Depuis quelques années déjà, les groupes de hackers russes proches du pouvoir agitent le landerneau de la sécurité informatique. Mais désormais, Fancy Bear et Cozy Bear ont mis leurs grosses pattes sur les opinions publiques, aux Etats-Unis ou en Europe. Le premier, le plus agressif, également connu sous le nom d'APT28, serait lié au GRU, le renseignement militaire. Le second (APT29) émanerait lui du FSB, le successeur du puissant KGB. Ce duo d'ursidés irrite au plus haut point les autorités américaines, qui n'hésitent plus à filer la métaphore : le FBI et le Département de la sécurité intérieure viennent de publier un rapport (PDF) détaillant l'opération "Grizzly Steppe", nom de code donné à la vaste entreprise de déstabilisation de Vladimir Poutine.

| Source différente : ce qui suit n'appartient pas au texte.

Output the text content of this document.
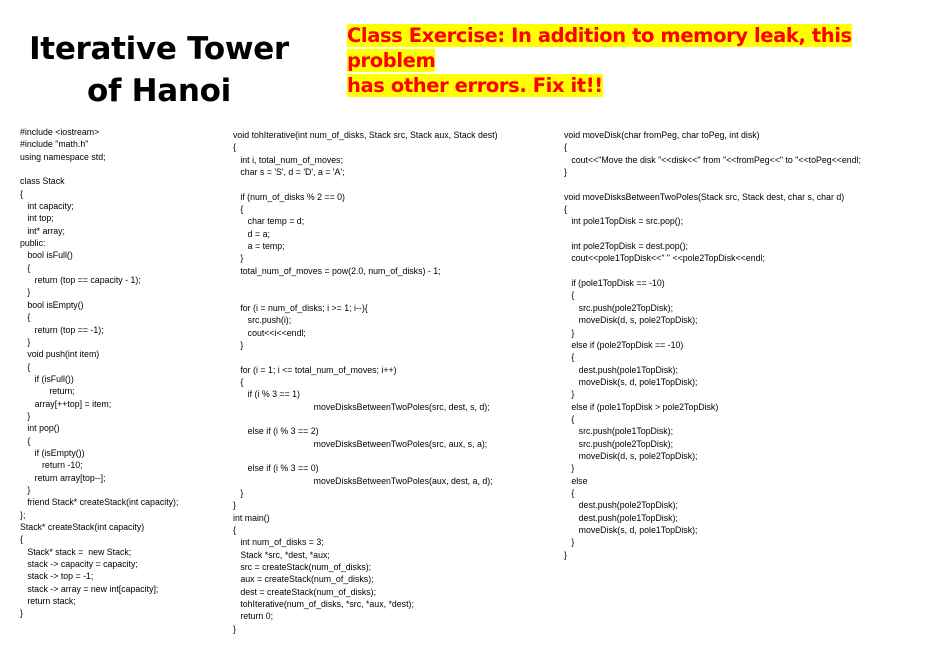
Iterative Tower
of Hanoi
Class Exercise: In addition to memory leak, this problem
has other errors. Fix it!!
#include <iostream>
#include "math.h"
using namespace std;

class Stack
{
int capacity;
int top;
int* array;
public:
bool isFull()
{
return (top == capacity - 1);
}
bool isEmpty()
{
return (top == -1);
}
void push(int item)
{
if (isFull())
return;
array[++top] = item;
}
int pop()
{
if (isEmpty())
return -10;
return array[top--];
}
friend Stack* createStack(int capacity);
};
Stack* createStack(int capacity)
{
Stack* stack =  new Stack;
stack -> capacity = capacity;
stack -> top = -1;
stack -> array = new int[capacity];
return stack;
}
void tohIterative(int num_of_disks, Stack src, Stack aux, Stack dest)
{
int i, total_num_of_moves;
char s = 'S', d = 'D', a = 'A';

if (num_of_disks % 2 == 0)
{
char temp = d;
d = a;
a = temp;
}
total_num_of_moves = pow(2.0, num_of_disks) - 1;

for (i = num_of_disks; i >= 1; i--){
src.push(i);
cout<<i<<endl;
}

for (i = 1; i <= total_num_of_moves; i++)
{
if (i % 3 == 1)
moveDisksBetweenTwoPoles(src, dest, s, d);

else if (i % 3 == 2)
moveDisksBetweenTwoPoles(src, aux, s, a);

else if (i % 3 == 0)
moveDisksBetweenTwoPoles(aux, dest, a, d);
}
}
int main()
{
int num_of_disks = 3;
Stack *src, *dest, *aux;
src = createStack(num_of_disks);
aux = createStack(num_of_disks);
dest = createStack(num_of_disks);
tohIterative(num_of_disks, *src, *aux, *dest);
return 0;
}
void moveDisk(char fromPeg, char toPeg, int disk)
{
cout<<"Move the disk "<<disk<<" from "<<fromPeg<<" to "<<toPeg<<endl;
}

void moveDisksBetweenTwoPoles(Stack src, Stack dest, char s, char d)
{
int pole1TopDisk = src.pop();

int pole2TopDisk = dest.pop();
cout<<pole1TopDisk<<" " <<pole2TopDisk<<endl;

if (pole1TopDisk == -10)
{
src.push(pole2TopDisk);
moveDisk(d, s, pole2TopDisk);
}
else if (pole2TopDisk == -10)
{
dest.push(pole1TopDisk);
moveDisk(s, d, pole1TopDisk);
}
else if (pole1TopDisk > pole2TopDisk)
{
src.push(pole1TopDisk);
src.push(pole2TopDisk);
moveDisk(d, s, pole2TopDisk);
}
else
{
dest.push(pole2TopDisk);
dest.push(pole1TopDisk);
moveDisk(s, d, pole1TopDisk);
}
}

Mais parfois, le réflexe pavlovien l'est un peu trop : à la veille de la nouvelle année, le Washington Post affirme que des pirates russes ont réussi à pénétrer le système informatique d'une centrale électrique du Vermont, faisant peser un risque de blackout. Panique. En quelques heures, Patrick Leahy, le sénateur démocrate de l'Etat, monte au créneau et publie un communiqué pour condamner cette tentative d'intrusion venue de l'Oural. Et puis, alors qu'on frôlait la crise de tachycardie, la baudruche se dégonfle : le WaPo se rétracte dans un court rectificatif, expliquant qu'il n'y a à ce stade aucune preuve de l'implication russe. Surtout, l'ordinateur infecté par un malware bégnin n'était même pas connecté au réseau de la centrale. Patatras.

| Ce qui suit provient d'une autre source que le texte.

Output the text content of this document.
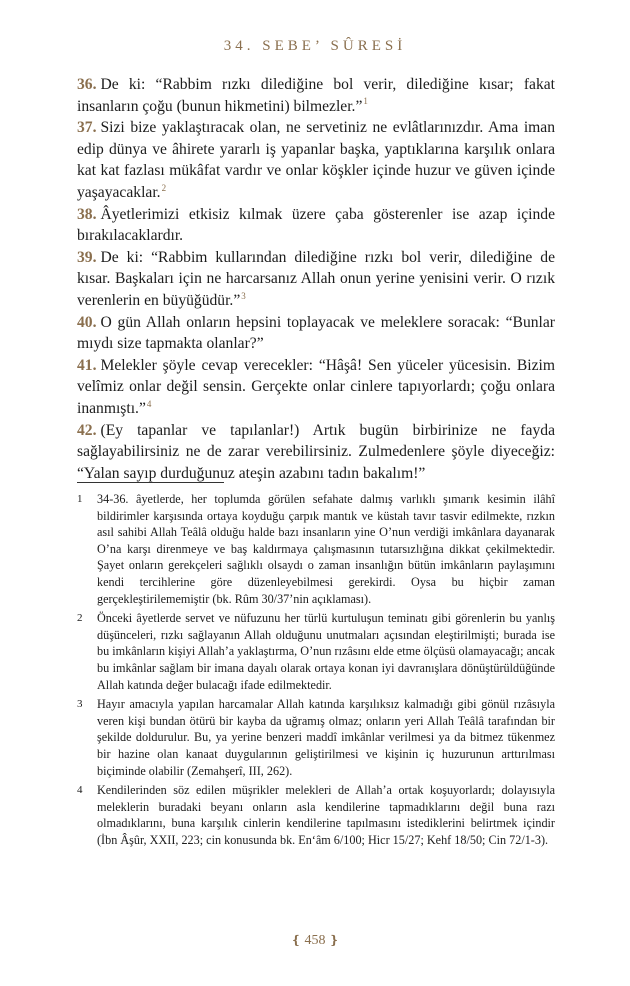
34. SEBE’ SÛRESİ

36. De ki: “Rabbim rızkı dilediğine bol verir, dilediğine kısar; fakat insanların çoğu (bunun hikmetini) bilmezler.”$^1$

37. Sizi bize yaklaştıracak olan, ne servetiniz ne evlâtlarınızdır. Ama iman edip dünya ve âhirete yararlı iş yapanlar başka, yaptıklarına karşılık onlara kat kat fazlası mükâfat vardır ve onlar köşkler içinde huzur ve güven içinde yaşayacaklar.$^2$

38. Âyetlerimizi etkisiz kılmak üzere çaba gösterenler ise azap içinde bırakılacaklardır.

39. De ki: “Rabbim kullarından dilediğine rızkı bol verir, dilediğine de kısar. Başkaları için ne harcarsanız Allah onun yerine yenisini verir. O rızık verenlerin en büyüğüdür.”$^3$

40. O gün Allah onların hepsini toplayacak ve meleklere soracak: “Bunlar mıydı size tapmakta olanlar?”

41. Melekler şöyle cevap verecekler: “Hâşâ! Sen yüceler yücesisin. Bizim velîmiz onlar değil sensin. Gerçekte onlar cinlere tapıyorlardı; çoğu onlara inanmıştı.”$^4$

42. (Ey tapanlar ve tapılanlar!) Artık bugün birbirinize ne fayda sağlayabilirsiniz ne de zarar verebilirsiniz. Zulmedenlere şöyle diyeceğiz: “Yalan sayıp durduğunuz ateşin azabını tadın bakalım!”

1	34-36. âyetlerde, her toplumda görülen sefahate dalmış varlıklı şımarık kesimin ilâhî bildirimler karşısında ortaya koyduğu çarpık mantık ve küstah tavır tasvir edilmekte, rızkın asıl sahibi Allah Teâlâ olduğu halde bazı insanların yine O’nun verdiği imkânlara dayanarak O’na karşı direnmeye ve baş kaldırmaya çalışmasının tutarsızlığına dikkat çekilmektedir. Şayet onların gerekçeleri sağlıklı olsaydı o zaman insanlığın bütün imkânların paylaşımını kendi tercihlerine göre düzenleyebilmesi gerekirdi. Oysa bu hiçbir zaman gerçekleştirilememiştir (bk. Rûm 30/37’nin açıklaması).
2	Önceki âyetlerde servet ve nüfuzunu her türlü kurtuluşun teminatı gibi görenlerin bu yanlış düşünceleri, rızkı sağlayanın Allah olduğunu unutmaları açısından eleştirilmişti; burada ise bu imkânların kişiyi Allah’a yaklaştırma, O’nun rızâsını elde etme ölçüsü olamayacağı; ancak bu imkânlar sağlam bir imana dayalı olarak ortaya konan iyi davranışlara dönüştürüldüğünde Allah katında değer bulacağı ifade edilmektedir.
3	Hayır amacıyla yapılan harcamalar Allah katında karşılıksız kalmadığı gibi gönül rızâsıyla veren kişi bundan ötürü bir kayba da uğramış olmaz; onların yeri Allah Teâlâ tarafından bir şekilde doldurulur. Bu, ya yerine benzeri maddî imkânlar verilmesi ya da bitmez tükenmez bir hazine olan kanaat duygularının geliştirilmesi ve kişinin iç huzurunun arttırılması biçiminde olabilir (Zemahşerî, III, 262).
4	Kendilerinden söz edilen müşrikler melekleri de Allah’a ortak koşuyorlardı; dolayısıyla meleklerin buradaki beyanı onların asla kendilerine tapmadıklarını değil buna razı olmadıklarını, buna karşılık cinlerin kendilerine tapılmasını istediklerini belirtmek içindir (İbn Âşûr, XXII, 223; cin konusunda bk. En‘âm 6/100; Hicr 15/27; Kehf 18/50; Cin 72/1-3).
❴ 458 ❵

Dans un monde où l'attribution d'une attaque informatique est un casse-tête perpétuel, ces accusations automatiques entretiennent un épais brouillard de guerre au lieu de le dissiper. Pour le journaliste Glenn Greenwald, ce phénomène "est exacerbé par les réseaux sociaux dans des proportions qu'on peine encore à mesurer [...] A cause de l'intensité des émotions liées à la défaite de Clinton, l'écho qu'on trouve en publiant des informations non vérifiées sur Trump et Poutine est immense et immédiat". Sur les écrans de contrôle des sites d'info, les hackers russes ont remplacé les vidéos d'animaux mignons : ce sont les nouveaux avatars de la viralité.

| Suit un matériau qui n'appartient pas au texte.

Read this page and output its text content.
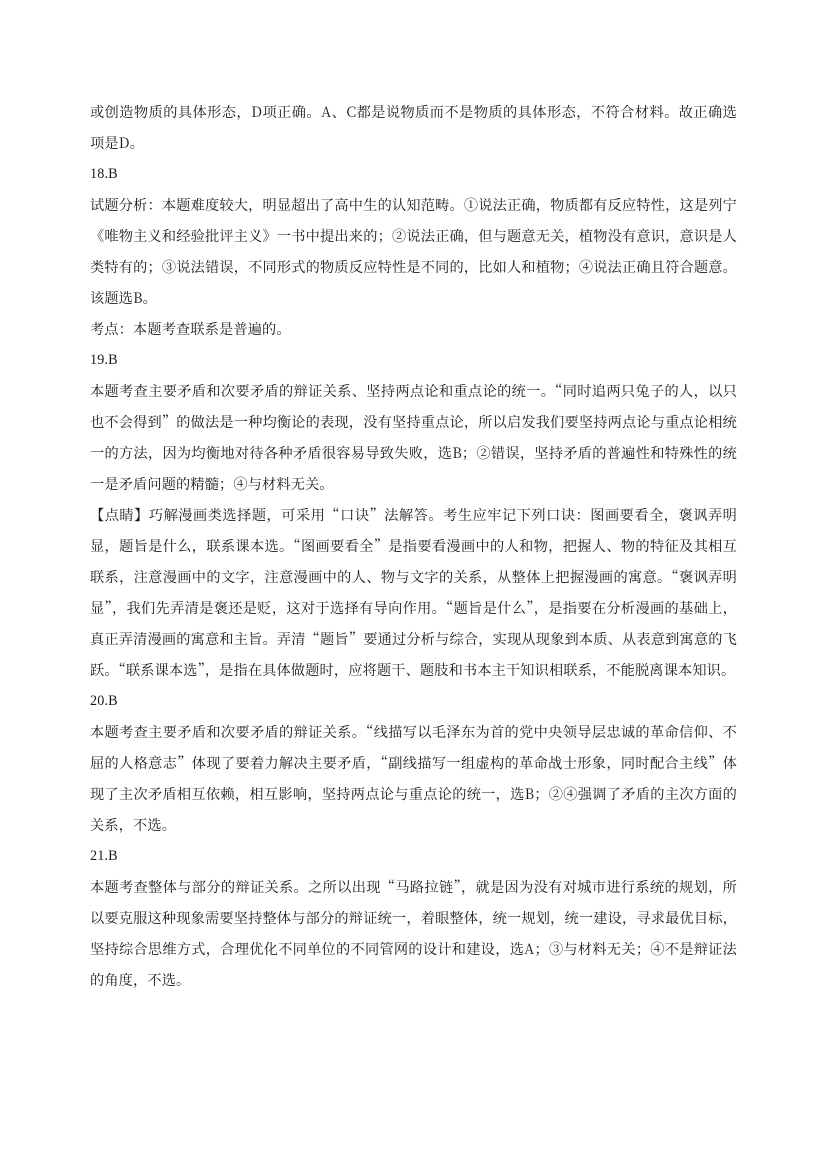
或创造物质的具体形态，D项正确。A、C都是说物质而不是物质的具体形态，不符合材料。故正确选项是D。

18.B

试题分析：本题难度较大，明显超出了高中生的认知范畴。①说法正确，物质都有反应特性，这是列宁《唯物主义和经验批评主义》一书中提出来的；②说法正确，但与题意无关，植物没有意识，意识是人类特有的；③说法错误，不同形式的物质反应特性是不同的，比如人和植物；④说法正确且符合题意。该题选B。

考点：本题考查联系是普遍的。

19.B

本题考查主要矛盾和次要矛盾的辩证关系、坚持两点论和重点论的统一。“同时追两只兔子的人，以只也不会得到”的做法是一种均衡论的表现，没有坚持重点论，所以启发我们要坚持两点论与重点论相统一的方法，因为均衡地对待各种矛盾很容易导致失败，选B；②错误，坚持矛盾的普遍性和特殊性的统一是矛盾问题的精髓；④与材料无关。

【点睛】巧解漫画类选择题，可采用“口诀”法解答。考生应牢记下列口诀：图画要看全，褒讽弄明显，题旨是什么，联系课本选。“图画要看全”是指要看漫画中的人和物，把握人、物的特征及其相互联系，注意漫画中的文字，注意漫画中的人、物与文字的关系，从整体上把握漫画的寓意。“褒讽弄明显”，我们先弄清是褒还是贬，这对于选择有导向作用。“题旨是什么”，是指要在分析漫画的基础上，真正弄清漫画的寓意和主旨。弄清“题旨”要通过分析与综合，实现从现象到本质、从表意到寓意的飞跃。“联系课本选”，是指在具体做题时，应将题干、题肢和书本主干知识相联系，不能脱离课本知识。

20.B

本题考查主要矛盾和次要矛盾的辩证关系。“线描写以毛泽东为首的党中央领导层忠诚的革命信仰、不屈的人格意志”体现了要着力解决主要矛盾，“副线描写一组虚构的革命战士形象，同时配合主线”体现了主次矛盾相互依赖，相互影响，坚持两点论与重点论的统一，选B；②④强调了矛盾的主次方面的关系，不选。

21.B

本题考查整体与部分的辩证关系。之所以出现“马路拉链”，就是因为没有对城市进行系统的规划，所以要克服这种现象需要坚持整体与部分的辩证统一，着眼整体，统一规划，统一建设，寻求最优目标，坚持综合思维方式，合理优化不同单位的不同管网的设计和建设，选A；③与材料无关；④不是辩证法的角度，不选。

Et c'est ici que les choses se gâtent. Dans le monde occidental, pouvoirs politiques et états-majors militaires voient Internet comme un territoire à conquérir, un espace à coloniser : les Etats-Unis possèdent leur Cyber Command ; la France veut le sien. Un tel distinguo entre le monde réel et ses ramifications numériques n'existe pas sur les terres de Poutine. Dans un ouvrage collectif récemment paru à la Documentation française, le chercheur Kevin Limonier l'explique parfaitement :

"Les conceptions occidentale et russe de sécurité du cyberespace diffèrent sensiblement. A Moscou, on préfère parler d'espace informationnel [...] Cette divergence de terminologie n'est pas simplement rhétorique : elle marque des visions radicalement différentes du monde numérique. En effet, la notion d'espace informationnel (informatsionnoe transtvo) désigne une réalité bien plus vaste que celle de cyberespace : elle englobe les réseaux numériques, mais aussi tous les supports et moyens de diffusion de l'information (presse écrite, télévision, radio...). Contrairement à la position américaine, la pensée stratégique russe ne reconnaît pas l'existence propre d'un cyberespace distinct qui nécessiterait l'adoption de règles de gouvernance et la reconnaissance de modes d'action spécifiques. Dans son acception russe, le cyberespace n'est pas un champ d'action en soi, mais le prolongement des divers moyens d'action politiques, économiques ou militaires de l'Etat ; c'est une simple caisse de résonance. Dans ce contexte, les cyberattaques contre l'Estonie, la Géorgie puis l'Ukraine (en 2007, 2009 et 2014, NDLR) sont liées à une logique d'action qui dépasse les seuls réseaux informatiques."